The PACE project has brought research on evolvable, complex systems IT into direct contact with artificial cell research and microsystem interface engineering, allowing an assessment of the potential of a combination of the latest ideas from self-organization theory with the latest technology from chemistry and MEMS. Where do we stand after this initiative? Certainly, there is much work still to be done, and the project has revealed that most of the reacting chemical systems employed are still in their early infancy with respect to technical controllability. The price of self-organization and construction flexibility is still too high in terms of loss of control and reproducibility of behavior. However, there is now a clear technological path to a whole new world of information processing - constructive self-organizing information processing - in which programmable artificial cells are a clear milestone, not far-off in the future, serving to focus technical and conceptual effort.

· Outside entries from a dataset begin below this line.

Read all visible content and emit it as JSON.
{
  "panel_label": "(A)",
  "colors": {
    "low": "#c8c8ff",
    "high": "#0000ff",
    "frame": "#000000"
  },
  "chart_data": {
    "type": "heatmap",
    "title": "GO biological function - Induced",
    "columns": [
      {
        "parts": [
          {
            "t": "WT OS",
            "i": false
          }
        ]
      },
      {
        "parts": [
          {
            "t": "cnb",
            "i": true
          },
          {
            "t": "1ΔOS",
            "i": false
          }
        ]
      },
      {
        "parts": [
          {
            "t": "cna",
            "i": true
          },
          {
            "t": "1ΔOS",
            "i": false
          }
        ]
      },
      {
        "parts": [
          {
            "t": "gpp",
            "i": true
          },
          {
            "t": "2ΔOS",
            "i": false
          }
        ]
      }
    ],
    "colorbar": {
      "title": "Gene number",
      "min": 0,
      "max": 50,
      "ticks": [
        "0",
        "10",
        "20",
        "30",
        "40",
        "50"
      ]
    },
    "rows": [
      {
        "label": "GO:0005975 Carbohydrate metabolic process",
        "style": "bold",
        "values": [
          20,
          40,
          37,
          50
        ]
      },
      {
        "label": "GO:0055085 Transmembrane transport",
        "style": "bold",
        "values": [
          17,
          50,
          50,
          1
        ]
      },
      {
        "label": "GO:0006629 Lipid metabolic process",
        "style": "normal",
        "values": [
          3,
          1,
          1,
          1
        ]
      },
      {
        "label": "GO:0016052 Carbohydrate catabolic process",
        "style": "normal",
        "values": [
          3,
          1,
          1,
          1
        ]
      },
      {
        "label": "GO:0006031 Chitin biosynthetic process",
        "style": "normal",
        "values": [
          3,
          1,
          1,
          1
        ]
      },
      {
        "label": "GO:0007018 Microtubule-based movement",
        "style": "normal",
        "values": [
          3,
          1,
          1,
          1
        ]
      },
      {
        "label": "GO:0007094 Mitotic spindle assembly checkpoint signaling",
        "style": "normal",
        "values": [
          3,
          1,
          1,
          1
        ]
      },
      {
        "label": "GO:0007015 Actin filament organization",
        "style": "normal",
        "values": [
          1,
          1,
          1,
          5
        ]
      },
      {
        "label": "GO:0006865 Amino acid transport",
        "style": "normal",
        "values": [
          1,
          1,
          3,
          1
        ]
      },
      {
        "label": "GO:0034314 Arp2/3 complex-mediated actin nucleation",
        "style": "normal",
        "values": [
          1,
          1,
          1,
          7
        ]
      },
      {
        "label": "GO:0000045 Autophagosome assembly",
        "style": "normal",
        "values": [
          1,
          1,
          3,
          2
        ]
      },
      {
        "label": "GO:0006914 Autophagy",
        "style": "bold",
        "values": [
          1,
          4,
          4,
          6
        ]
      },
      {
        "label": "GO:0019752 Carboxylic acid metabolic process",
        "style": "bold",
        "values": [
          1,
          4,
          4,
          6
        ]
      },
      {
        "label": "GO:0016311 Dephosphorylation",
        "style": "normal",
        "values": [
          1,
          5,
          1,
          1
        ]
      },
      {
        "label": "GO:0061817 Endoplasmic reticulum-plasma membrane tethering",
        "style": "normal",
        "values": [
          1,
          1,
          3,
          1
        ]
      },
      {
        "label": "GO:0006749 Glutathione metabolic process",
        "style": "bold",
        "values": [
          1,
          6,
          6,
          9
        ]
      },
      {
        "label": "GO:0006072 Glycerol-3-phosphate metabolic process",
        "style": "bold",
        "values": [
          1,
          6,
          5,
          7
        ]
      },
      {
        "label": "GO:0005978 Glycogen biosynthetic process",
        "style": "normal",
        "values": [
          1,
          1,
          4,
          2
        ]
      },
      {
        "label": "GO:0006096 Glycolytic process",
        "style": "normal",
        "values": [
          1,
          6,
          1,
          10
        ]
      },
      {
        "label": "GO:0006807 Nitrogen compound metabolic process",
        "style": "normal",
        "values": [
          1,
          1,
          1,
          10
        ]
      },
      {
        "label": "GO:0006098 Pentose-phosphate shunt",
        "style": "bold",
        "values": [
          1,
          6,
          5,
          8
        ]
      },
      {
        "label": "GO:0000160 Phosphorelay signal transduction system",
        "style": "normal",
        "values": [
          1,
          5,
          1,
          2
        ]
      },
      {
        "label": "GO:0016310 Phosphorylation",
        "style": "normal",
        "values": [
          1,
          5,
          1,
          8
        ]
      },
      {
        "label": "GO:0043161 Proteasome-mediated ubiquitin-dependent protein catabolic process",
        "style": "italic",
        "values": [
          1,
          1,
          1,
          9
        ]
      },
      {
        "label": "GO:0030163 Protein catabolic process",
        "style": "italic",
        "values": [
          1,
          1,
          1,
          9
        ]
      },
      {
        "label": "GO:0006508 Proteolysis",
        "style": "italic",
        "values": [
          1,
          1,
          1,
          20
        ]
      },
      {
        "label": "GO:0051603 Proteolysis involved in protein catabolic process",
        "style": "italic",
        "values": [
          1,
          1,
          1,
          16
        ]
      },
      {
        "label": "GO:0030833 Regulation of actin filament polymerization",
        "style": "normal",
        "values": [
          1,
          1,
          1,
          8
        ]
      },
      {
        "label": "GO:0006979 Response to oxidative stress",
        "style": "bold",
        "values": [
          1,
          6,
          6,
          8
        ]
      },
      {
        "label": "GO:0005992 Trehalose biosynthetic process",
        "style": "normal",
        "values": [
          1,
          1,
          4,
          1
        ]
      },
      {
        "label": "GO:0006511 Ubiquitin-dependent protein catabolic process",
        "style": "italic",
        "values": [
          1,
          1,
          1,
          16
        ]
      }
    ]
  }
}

Von Neumann's vision of bootstrapping complexity via self-reproducing automata, while one potent factor behind the PACE project, clearly misses key features of complex systems that have proved essential to the origin of living complexity. The
vision developed in PACE also goes well beyond the ideas of Turing in bootstrapping complexity via chemical pattern formation. It is now clear from work in PACE that ongoing physical self-assembly of genetically tailored components provides a powerful basis for bootstrapping complexity and building decentralized information processing systems. A bottom-up genetic capability relies on the ability to transfer molecular information, and although this is present in very simple chemical mechanisms (template chemistry) this area needs a major technical focus to build this basic capability up into powerful information processes. The utilization of self-assembly ranges from the construction of cooperative repetitive structures (such as membranes from self-assembling amphiphiles) to very precise spatial arrangements capable of performing detailed calculations.
The metabolic turnover of components, as studied in PACE, gives self-assembly processes ongoing self-repair and adaptive properties. Resources for constructive information systems are a much more important issue than power in conventional electronic systems with fixed hardware. The research in PACE on complex resource management has revealed that it is possible with simple feedback mechanisms to build physical systems that intelligently and autonomously process specific resources, and that even a very limited range of material resources (a handful of chemical building blocks) can suffice to generate systems capable of complex self-assembly and autonomous regulation. Research on this area of fundamental primitives for constructive information processing has been integrated and accelerated by the PACE project.
PACE has revealed a programming strategy for such systems, that explicitly takes into account their self-organizing capability, their genetic base and their real-world physical embodiment. Prerequisite for an effective programming capability is the ability to interact with the chemical systems in a combinatorially complex way with feedback loops on the appropriate space and time scales. The omega machine developed in PACE demonstrates such an interaction environment for programming complex chemical systems towards the functions of artificial cells. Conventional human computer interfaces can be then linked directly to a controlled physical system that is in direct interaction with the autonomous material processing. These hybrid systems are then not just a stepping stone en route to full artificial cells, but present a first prototype of constructive computers.
While there are interesting formal issues about information processing in such systems, it has become clear that the vast majority of natural information processing occurs at the molecular scale and deals with information processes that receive direct input form dynamical structural configurations and have direct output in modulating these configurations locally. Future emerging IT will see a continuation of this trend to exploit the natural information processing capabilities of physical systems,
already a leading design principle in robotics under the name of embodiment. PACE has shown how chemical embodiment, or better "immersion", can be harnessed
in connection with the complex self-organization of chemical systems.